# Constant brightness lighting in a C-16?



## BillBrakeman (Jan 3, 2008)

I am powering and controlling a Aristo Craft C-16 using a trailing power car containing the batteries and ESC. I have installed a sound card in the tender of the C-16. To make the locomotive run I have a regulated power cable from the power car to the PnP board and to make the sound card work I have run an unregulated 14.4v cable directly from the batteries to the card. Is it possible to move the cables for the loco lights from the PnP to the sound card power cables to have the lights have constant brightness? Something I read somewhere makes me thing the lights are 8 volts and are protected by voltage regulators on the PnP card.
Thank you for your assistence.

Bill
[email protected]


----------



## Totalwrecker (Feb 26, 2009)

If it's an Aristocraft C-16, then the bulbs are rated at 6v and the regulator is 5v, the voltage diff gives a longer life. Mine were real bright for 5 seconds on straight power.... 

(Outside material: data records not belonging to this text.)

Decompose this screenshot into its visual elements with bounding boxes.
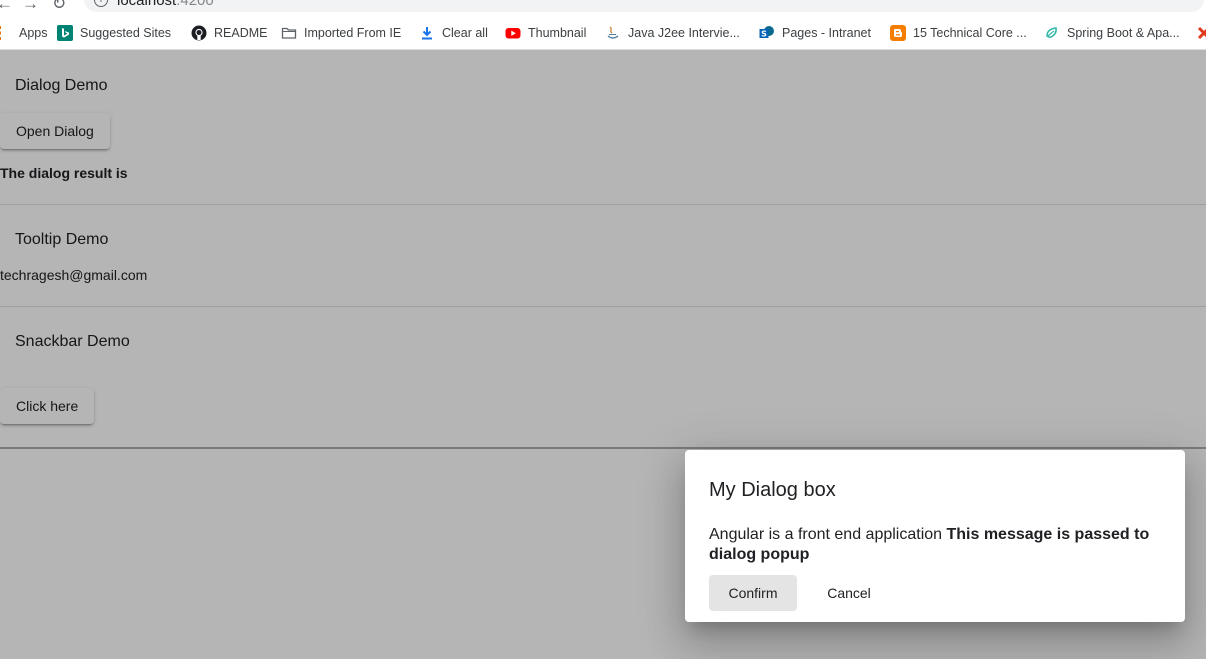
blogger-icon [890,25,906,41]
youtube-icon [505,25,521,41]
content-bottom-edge [0,447,1206,449]
bookmark-pages-intranet[interactable]: S Pages - Intranet [759,24,871,42]
bookmark-label: Pages - Intranet [782,26,871,40]
bookmark-suggested-sites[interactable]: Suggested Sites [57,24,171,42]
bing-icon [57,25,73,41]
bookmark-label: Spring Boot & Apa... [1067,26,1180,40]
bookmarks-bar: Apps Suggested Sites README Imported Fro… [0,14,1206,50]
bookmark-label: Thumbnail [528,26,587,40]
bookmark-apps[interactable]: Apps [0,24,48,42]
bookmark-label: Suggested Sites [80,26,172,40]
apps-grid-icon [0,25,12,41]
url-text[interactable]: localhost:4200 [117,0,214,9]
confirm-button[interactable]: Confirm [709,575,797,611]
reload-icon[interactable]: ↻ [52,0,66,14]
bookmark-label: README [214,26,268,40]
github-icon [191,25,207,41]
forward-arrow-icon[interactable]: → [22,0,39,14]
red-x-icon [1196,25,1206,41]
back-arrow-icon[interactable]: ← [0,0,13,14]
bookmark-label: Imported From IE [304,26,402,40]
java-icon [605,25,621,41]
sharepoint-icon: S [759,25,775,41]
page-viewport: Dialog Demo Open Dialog The dialog resul… [0,50,1206,659]
bookmark-thumbnail[interactable]: Thumbnail [505,24,586,42]
bookmark-label: 15 Technical Core ... [913,26,1027,40]
bookmark-label: Clear all [442,26,488,40]
bookmark-imported-from-ie[interactable]: Imported From IE [281,24,401,42]
bookmark-overflow[interactable] [1196,24,1206,42]
dialog-title: My Dialog box [709,479,836,501]
address-bar-strip: ← → ↻ i localhost:4200 [0,0,1206,14]
cancel-button[interactable]: Cancel [813,575,885,611]
download-icon [419,25,435,41]
dialog-message: Angular is a front end application This … [709,525,1159,565]
bookmark-clear-all[interactable]: Clear all [419,24,488,42]
folder-icon [281,25,297,41]
my-dialog: My Dialog box Angular is a front end app… [685,450,1185,622]
bookmark-java-j2ee[interactable]: Java J2ee Intervie... [605,24,740,42]
spring-icon [1044,25,1060,41]
bookmark-spring-boot[interactable]: Spring Boot & Apa... [1044,24,1180,42]
bookmark-readme[interactable]: README [191,24,267,42]
bookmark-label: Apps [19,26,48,40]
dialog-message-plain: Angular is a front end application [709,526,947,543]
omnibox[interactable] [84,0,1204,12]
bookmark-technical-core[interactable]: 15 Technical Core ... [890,24,1027,42]
svg-text:S: S [761,30,767,39]
bookmark-label: Java J2ee Intervie... [628,26,740,40]
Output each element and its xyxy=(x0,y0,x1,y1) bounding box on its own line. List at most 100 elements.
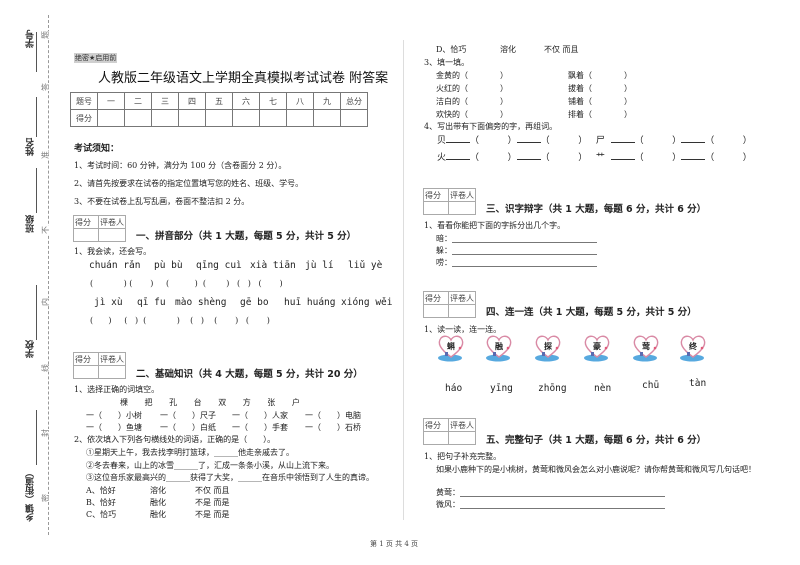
fill-item[interactable]: 洁白的（ ） xyxy=(436,96,508,107)
grader-score-cell[interactable] xyxy=(423,304,449,318)
word-bank-item: 户 xyxy=(291,398,300,407)
fill-item[interactable]: 铺着（ ） xyxy=(568,96,632,107)
question-text: 3、填一填。 xyxy=(424,58,470,67)
question-text: 2、依次填入下列各句横线处的词语，正确的是（ ）。 xyxy=(74,435,276,444)
answer-blank[interactable] xyxy=(516,159,541,160)
word-bank-item: 方 xyxy=(242,398,251,407)
grader-score-cell[interactable] xyxy=(423,431,449,445)
fill-item[interactable]: 一（ ）电脑 xyxy=(305,410,361,421)
heart-card[interactable]: 豪 xyxy=(582,333,612,363)
grader-reviewer-label: 评卷人 xyxy=(448,418,476,432)
option-word: 不是 而是 xyxy=(195,498,230,507)
score-cell[interactable] xyxy=(124,109,152,127)
fill-item[interactable]: 火红的（ ） xyxy=(436,83,508,94)
heart-card[interactable]: 终 xyxy=(678,333,708,363)
grader-reviewer-cell[interactable] xyxy=(448,431,476,445)
grader-reviewer-cell[interactable] xyxy=(98,365,126,379)
pinyin-option[interactable]: háo xyxy=(445,383,462,394)
grader-score-cell[interactable] xyxy=(73,365,99,379)
answer-line[interactable] xyxy=(452,254,597,255)
answer-line[interactable] xyxy=(460,508,665,509)
heart-card[interactable]: 蝌 xyxy=(436,333,466,363)
score-cell[interactable] xyxy=(205,109,233,127)
page-title: 人教版二年级语文上学期全真模拟考试试卷 附答案 xyxy=(98,71,389,86)
answer-blank[interactable] xyxy=(681,142,706,143)
fill-item[interactable]: 一（ ）尺子 xyxy=(160,410,216,421)
fill-item[interactable]: 飘着（ ） xyxy=(568,70,632,81)
fill-item[interactable]: 一（ ）人家 xyxy=(232,410,288,421)
score-table-header-row: 题号 一 二 三 四 五 六 七 八 九 总分 xyxy=(70,92,368,110)
fill-item[interactable]: 一（ ）小树 xyxy=(86,410,142,421)
grader-score-cell[interactable] xyxy=(73,228,99,242)
grader-box: 得分 评卷人 xyxy=(73,352,126,379)
score-header-cell: 八 xyxy=(286,92,314,110)
fill-item[interactable]: 一（ ）白纸 xyxy=(160,422,216,433)
option-label[interactable]: D、恰巧 xyxy=(436,44,466,55)
pinyin-item: liǔ yè xyxy=(348,260,383,271)
fill-item[interactable]: 一（ ）石桥 xyxy=(305,422,361,433)
grader-reviewer-cell[interactable] xyxy=(98,228,126,242)
score-cell[interactable] xyxy=(259,109,287,127)
fill-item[interactable]: 一（ ）鱼塘 xyxy=(86,422,142,433)
school-line xyxy=(36,285,37,340)
score-table-score-row: 得分 xyxy=(70,109,368,127)
answer-blank[interactable] xyxy=(610,159,635,160)
score-cell[interactable] xyxy=(286,109,314,127)
score-cell[interactable] xyxy=(178,109,206,127)
pinyin-option[interactable]: tàn xyxy=(689,378,706,389)
grader-score-label: 得分 xyxy=(73,215,99,229)
answer-blank[interactable] xyxy=(516,142,541,143)
pinyin-item: qī fu xyxy=(137,297,166,308)
fill-item[interactable]: 金黄的（ ） xyxy=(436,70,508,81)
heart-card[interactable]: 融 xyxy=(484,333,514,363)
seal-char: 封 xyxy=(41,429,51,437)
answer-blank[interactable] xyxy=(681,159,706,160)
heart-card[interactable]: 莺 xyxy=(631,333,661,363)
fill-item[interactable]: 一（ ）手套 xyxy=(232,422,288,433)
score-cell[interactable] xyxy=(340,109,368,127)
fill-item[interactable]: 拔着（ ） xyxy=(568,83,632,94)
word-bank-item: 张 xyxy=(267,398,276,407)
section-title: 二、基础知识（共 4 大题，每题 5 分，共计 20 分） xyxy=(136,369,363,380)
word-bank-item: 台 xyxy=(193,398,202,407)
answer-blank[interactable] xyxy=(610,142,635,143)
grader-reviewer-cell[interactable] xyxy=(448,201,476,215)
score-header-cell: 总分 xyxy=(340,92,368,110)
option-label[interactable]: C、恰巧 xyxy=(86,509,116,520)
option-label[interactable]: B、恰好 xyxy=(86,497,116,508)
pinyin-item: qīng cuì xyxy=(196,260,242,271)
heart-card[interactable]: 探 xyxy=(533,333,563,363)
fill-item[interactable]: 排着（ ） xyxy=(568,109,632,120)
word-bank-item: 棵 xyxy=(120,398,128,407)
radical-char: 火 xyxy=(437,153,447,163)
pinyin-option[interactable]: yīng xyxy=(490,383,513,394)
answer-line[interactable] xyxy=(460,496,665,497)
name-line xyxy=(36,97,37,137)
answer-line[interactable] xyxy=(452,266,597,267)
option-label[interactable]: A、恰好 xyxy=(86,485,116,496)
option-word: 融化 xyxy=(150,510,166,519)
grader-box: 得分 评卷人 xyxy=(423,291,476,318)
grader-reviewer-label: 评卷人 xyxy=(98,215,126,229)
grader-score-cell[interactable] xyxy=(423,201,449,215)
answer-line[interactable] xyxy=(452,242,597,243)
pinyin-option[interactable]: chū xyxy=(642,380,659,391)
score-cell[interactable] xyxy=(232,109,260,127)
answer-brackets[interactable]: ( ) ( ) ( ) ( ) ( ) ( ) xyxy=(90,279,283,288)
seal-char: 内 xyxy=(41,298,51,306)
seal-char: 准 xyxy=(41,151,51,159)
seal-char: 题 xyxy=(41,31,51,39)
score-cell[interactable] xyxy=(313,109,341,127)
answer-blank[interactable] xyxy=(446,159,471,160)
score-cell[interactable] xyxy=(151,109,179,127)
answer-brackets[interactable]: ( ) ( ) ( ) ( ) ( ) ( ) xyxy=(90,316,270,325)
score-cell[interactable] xyxy=(97,109,125,127)
fill-item[interactable]: 欢快的（ ） xyxy=(436,109,508,120)
question-text: 4、写出带有下面偏旁的字，再组词。 xyxy=(424,122,558,131)
grader-reviewer-cell[interactable] xyxy=(448,304,476,318)
score-header-cell: 二 xyxy=(124,92,152,110)
pinyin-option[interactable]: zhōng xyxy=(538,383,567,394)
answer-blank[interactable] xyxy=(446,142,471,143)
score-row-label: 得分 xyxy=(70,109,98,127)
pinyin-option[interactable]: nèn xyxy=(594,383,611,394)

I've gone to setting my lights in series to up the over all voltage they can handle, others use resistors to lower the voltage to each bulb... beyond my elecrical knowledge. 

John


----------



## East Broad Top (Dec 29, 2007)

What I'd do in this case is use the PnP board to control the lights by connecting the 14.4 volts to the battery input, and disconnect the motor leads from the PnP board, wiring them directly to the wires you have coming forward from the ESC in the trail car. That way you're covered either way. If the bulbs are voltage regulated via the board, you're using it. If they're not, you're still sending them constant voltage so they'll be on all the time. The motor will take the output of the ESC directly. 

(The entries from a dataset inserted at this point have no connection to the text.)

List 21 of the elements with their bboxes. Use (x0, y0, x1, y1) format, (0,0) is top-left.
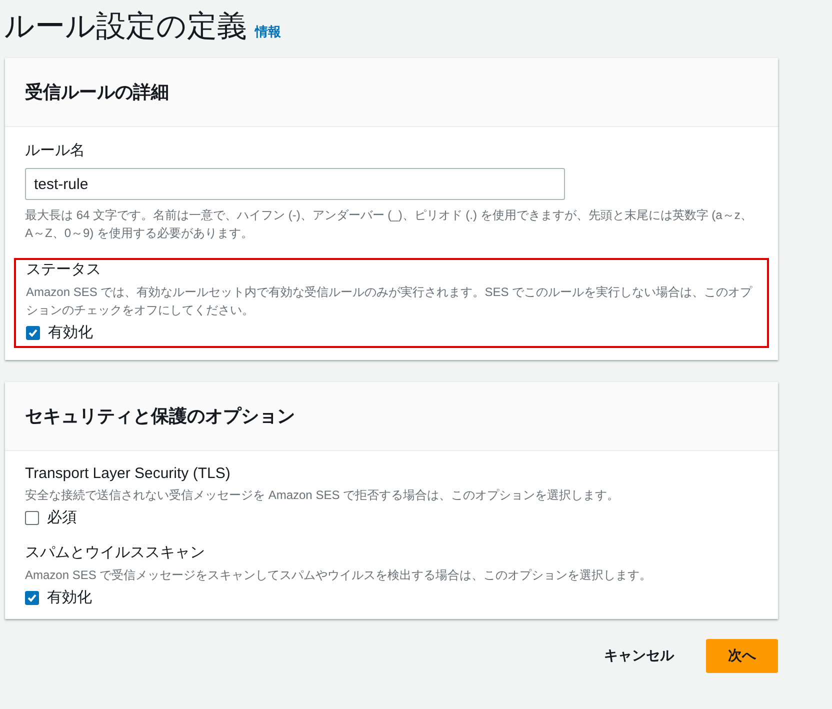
rule-name-field[interactable]: test-rule (25, 168, 565, 200)
field-label: スパムとウイルススキャン (25, 543, 206, 562)
field-description: 安全な接続で送信されない受信メッセージを Amazon SES で拒否する場合は、このオプションを選択します。 (25, 487, 620, 504)
section-title: 受信ルールの詳細 (5, 58, 778, 127)
field-label: ルール名 (25, 141, 86, 160)
field-description: Amazon SES で受信メッセージをスキャンしてスパムやウイルスを検出する場合は、このオプションを選択します。 (25, 567, 653, 584)
field-label: Transport Layer Security (TLS) (25, 465, 232, 482)
cancel-button[interactable]: キャンセル (600, 639, 678, 673)
next-button[interactable]: 次へ (706, 639, 778, 673)
checkbox-label: 有効化 (47, 588, 92, 607)
checkbox[interactable] (25, 510, 39, 524)
checkbox-label: 必須 (47, 508, 77, 527)
field-label: ステータス (26, 260, 102, 279)
page-title: ルール設定の定義 (4, 9, 247, 45)
section-title: セキュリティと保護のオプション (5, 382, 778, 451)
field-description: 最大長は 64 文字です。名前は一意で、ハイフン (-)、アンダーバー (_)、ピリオド (.) を使用できますが、先頭と末尾には英数字 (a～z、A～Z、0～9) を使用する必要があります。 (25, 207, 754, 242)
info-link[interactable]: 情報 (255, 23, 281, 41)
field-description: Amazon SES では、有効なルールセット内で有効な受信ルールのみが実行されます。SES でこのルールを実行しない場合は、このオプションのチェックをオフにしてください。 (26, 284, 754, 319)
checkbox-label: 有効化 (48, 323, 93, 342)
checkbox[interactable] (26, 326, 40, 340)
checkbox[interactable] (25, 590, 39, 604)
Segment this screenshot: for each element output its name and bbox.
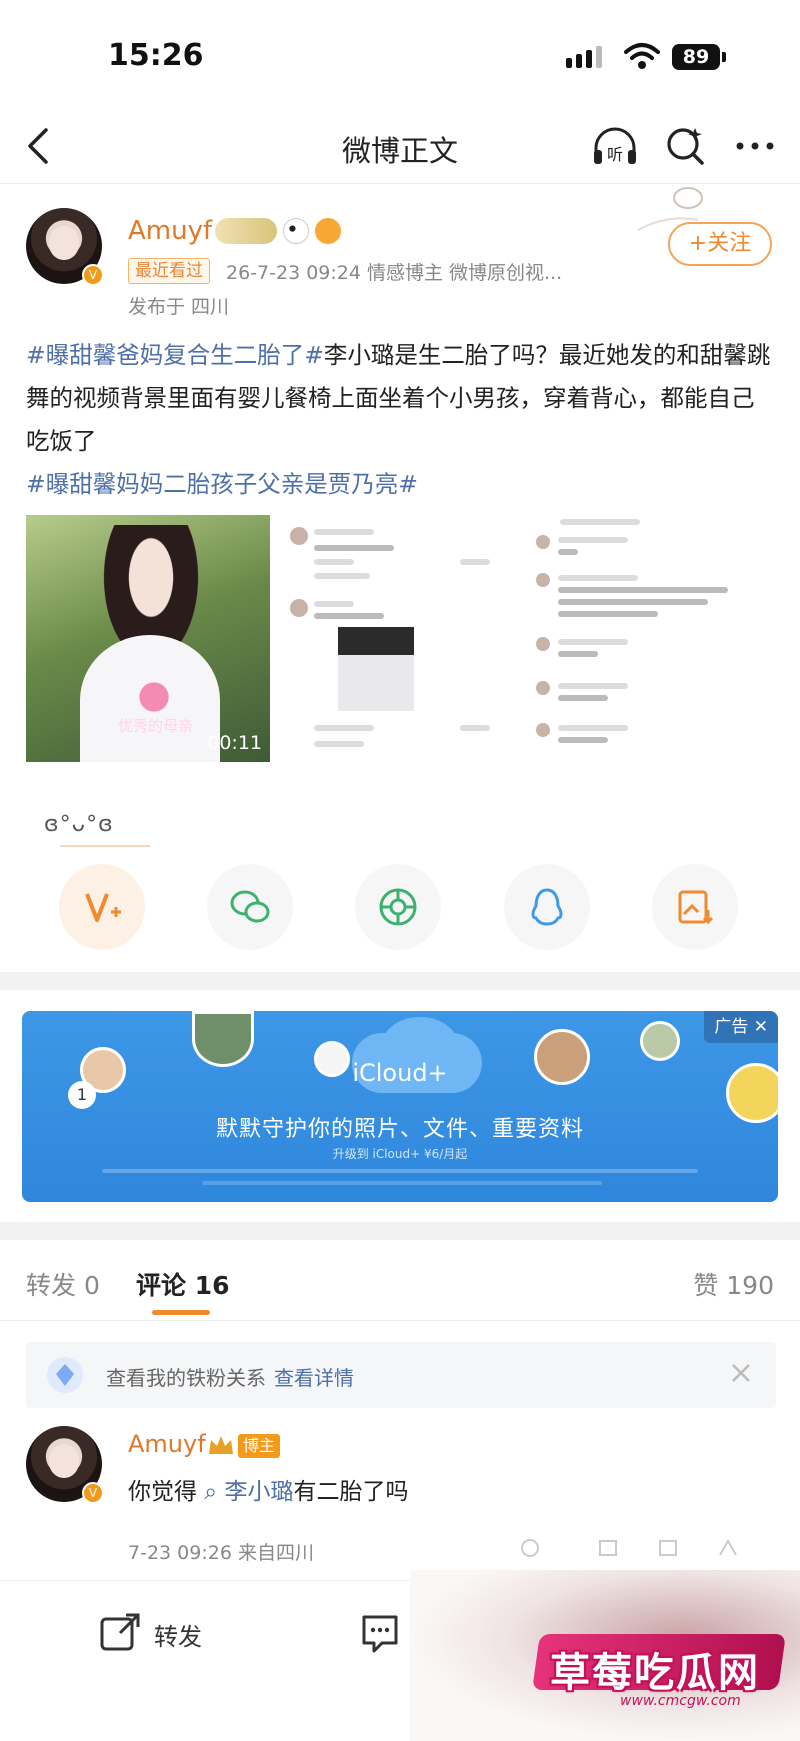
diamond-icon <box>47 1357 83 1393</box>
close-icon[interactable] <box>726 1358 756 1388</box>
ad-photo-bubble <box>726 1063 778 1123</box>
comment-meta: 7-23 09:26 来自四川 <box>128 1542 314 1564</box>
comment-text-prefix: 你觉得 <box>128 1479 197 1505</box>
v-plus-icon <box>85 893 121 922</box>
tab-reposts[interactable]: 转发 0 <box>26 1266 100 1302</box>
nav-bar: 微博正文 听 <box>0 110 800 184</box>
tab-comments[interactable]: 评论 16 <box>136 1266 230 1302</box>
moments-share-button[interactable] <box>355 864 441 950</box>
verified-badge-icon: V <box>82 1482 104 1504</box>
repost-button[interactable]: 转发 <box>154 1617 202 1652</box>
save-image-button[interactable] <box>652 864 738 950</box>
emoticon-underline <box>60 845 150 847</box>
emoticon-decoration: ɞ°ᴗ°ɞ <box>44 812 114 837</box>
comment-text: 你觉得 ⌕ 李小璐有二胎了吗 <box>128 1472 409 1506</box>
screenshot-image[interactable] <box>280 515 520 762</box>
wechat-icon <box>230 890 270 923</box>
follow-button[interactable]: +关注 <box>668 222 772 266</box>
wifi-icon <box>624 43 660 69</box>
video-thumbnail[interactable]: 优秀的母亲 00:11 <box>26 515 270 762</box>
post-body: #曝甜馨爸妈复合生二胎了#李小璐是生二胎了吗？最近她发的和甜馨跳舞的视频背景里面… <box>26 334 776 506</box>
ad-fine-print <box>202 1181 602 1185</box>
ad-fine-print <box>102 1169 698 1173</box>
ad-photo-bubble <box>192 1011 254 1067</box>
save-image-icon <box>678 890 714 925</box>
recently-viewed-tag: 最近看过 <box>128 258 210 284</box>
active-tab-indicator <box>152 1310 210 1315</box>
ad-photo-bubble <box>534 1029 590 1085</box>
ad-subtext: 升级到 iCloud+ ¥6/月起 <box>332 1147 468 1161</box>
mention-link[interactable]: ⌕ 李小璐 <box>197 1479 294 1505</box>
watermark-url: www.cmcgw.com <box>620 1693 741 1709</box>
tabs-divider <box>0 1320 800 1321</box>
ad-count-badge: 1 <box>68 1081 96 1109</box>
video-caption: 优秀的母亲 <box>118 717 194 735</box>
comment-icon[interactable] <box>358 1611 402 1655</box>
qq-share-button[interactable] <box>504 864 590 950</box>
ad-label: 广告 <box>714 1017 749 1037</box>
host-tag: 博主 <box>238 1434 281 1458</box>
screenshot-image[interactable] <box>530 515 774 762</box>
listen-icon[interactable]: 听 <box>590 122 640 170</box>
fan-card-link[interactable]: 查看详情 <box>274 1366 354 1390</box>
post-meta: 26-7-23 09:24 情感博主 微博原创视... <box>226 262 563 284</box>
fan-relationship-card[interactable]: 查看我的铁粉关系 查看详情 <box>26 1342 776 1408</box>
crown-icon <box>209 1436 233 1454</box>
ad-brand: iCloud+ <box>352 1059 448 1087</box>
wechat-share-button[interactable] <box>207 864 293 950</box>
battery-level: 89 <box>672 44 720 70</box>
membership-badge-icon <box>215 218 277 244</box>
more-icon[interactable] <box>730 122 780 170</box>
status-time: 15:26 <box>108 38 204 73</box>
ad-photo-bubble <box>314 1041 350 1077</box>
ad-photo-bubble <box>640 1021 680 1061</box>
ad-headline: 默默守护你的照片、文件、重要资料 <box>215 1117 584 1142</box>
commenter-name[interactable]: Amuyf <box>128 1430 206 1458</box>
verified-badge-icon: V <box>82 264 104 286</box>
tab-likes[interactable]: 赞 190 <box>693 1266 774 1302</box>
v-plus-share-button[interactable] <box>59 864 145 950</box>
fish-badge-icon <box>315 218 341 244</box>
comment-text-suffix: 有二胎了吗 <box>293 1479 409 1505</box>
section-divider <box>0 972 800 990</box>
ad-close-button[interactable]: 广告 ✕ <box>704 1011 778 1043</box>
author-badges <box>215 218 341 244</box>
repost-icon[interactable] <box>98 1611 142 1655</box>
post-location: 发布于 四川 <box>128 296 230 318</box>
status-bar: 15:26 89 <box>0 0 800 110</box>
watermark-title: 草莓吃瓜网 <box>550 1650 760 1696</box>
ad-banner[interactable]: iCloud+ 默默守护你的照片、文件、重要资料 升级到 iCloud+ ¥6/… <box>22 1011 778 1202</box>
topic-link[interactable]: #曝甜馨爸妈复合生二胎了# <box>26 341 324 369</box>
fan-card-text: 查看我的铁粉关系 查看详情 <box>106 1362 354 1391</box>
comment-actions-icon[interactable] <box>520 1538 780 1558</box>
battery-tip <box>722 52 726 62</box>
moments-icon <box>379 888 417 926</box>
qq-icon <box>531 888 563 926</box>
signal-icon <box>566 46 602 68</box>
panda-badge-icon <box>283 218 309 244</box>
author-name[interactable]: Amuyf <box>128 216 212 246</box>
video-duration: 00:11 <box>207 732 262 754</box>
fan-card-label: 查看我的铁粉关系 <box>106 1366 266 1390</box>
search-icon[interactable] <box>662 122 710 170</box>
svg-text:听: 听 <box>607 145 623 164</box>
topic-link[interactable]: #曝甜馨妈妈二胎孩子父亲是贾乃亮# <box>26 470 418 498</box>
mention-label: 李小璐 <box>224 1479 294 1505</box>
section-divider <box>0 1222 800 1240</box>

The only hiccup is if there's directional lighting (i.e., a back-up light) on the tender. My C-16 didn't have one, but other versions may. I'm not sure how to easily deal with that without knowing which ESC you're using. If it's got the ability to control lighting on it, then you can tap into that to run the back-up light. You'd still need to regulate the voltage if it's greater than 6 volts. If you don't have directional lighting from the ESC, you may be up the creek without additional circuitry--some kind of comparitor circuit that looks at the voltage coming in from the batteries (fixed polarity) that compares it to the voltage going to the motor (reversible). If it's the same, the light would be off, if it's different, it would turn the light on. Many of our more advanced electronics wizards would probably be able to draw something up for you. 

The other option would be to run the back-up light off the motor voltage, using a diode to limit it to one direction only. It wouldn't be constant, but it would at least light up when you're moving (and you'd still need to regulate it--or replace it with an 18 volt bulb or LED with suitable dropping resistor.) 

Later, 

K


----------



## Jerry Barnes (Jan 2, 2008)

I just use LED's, with a resistor, usually 470 ohm.


----------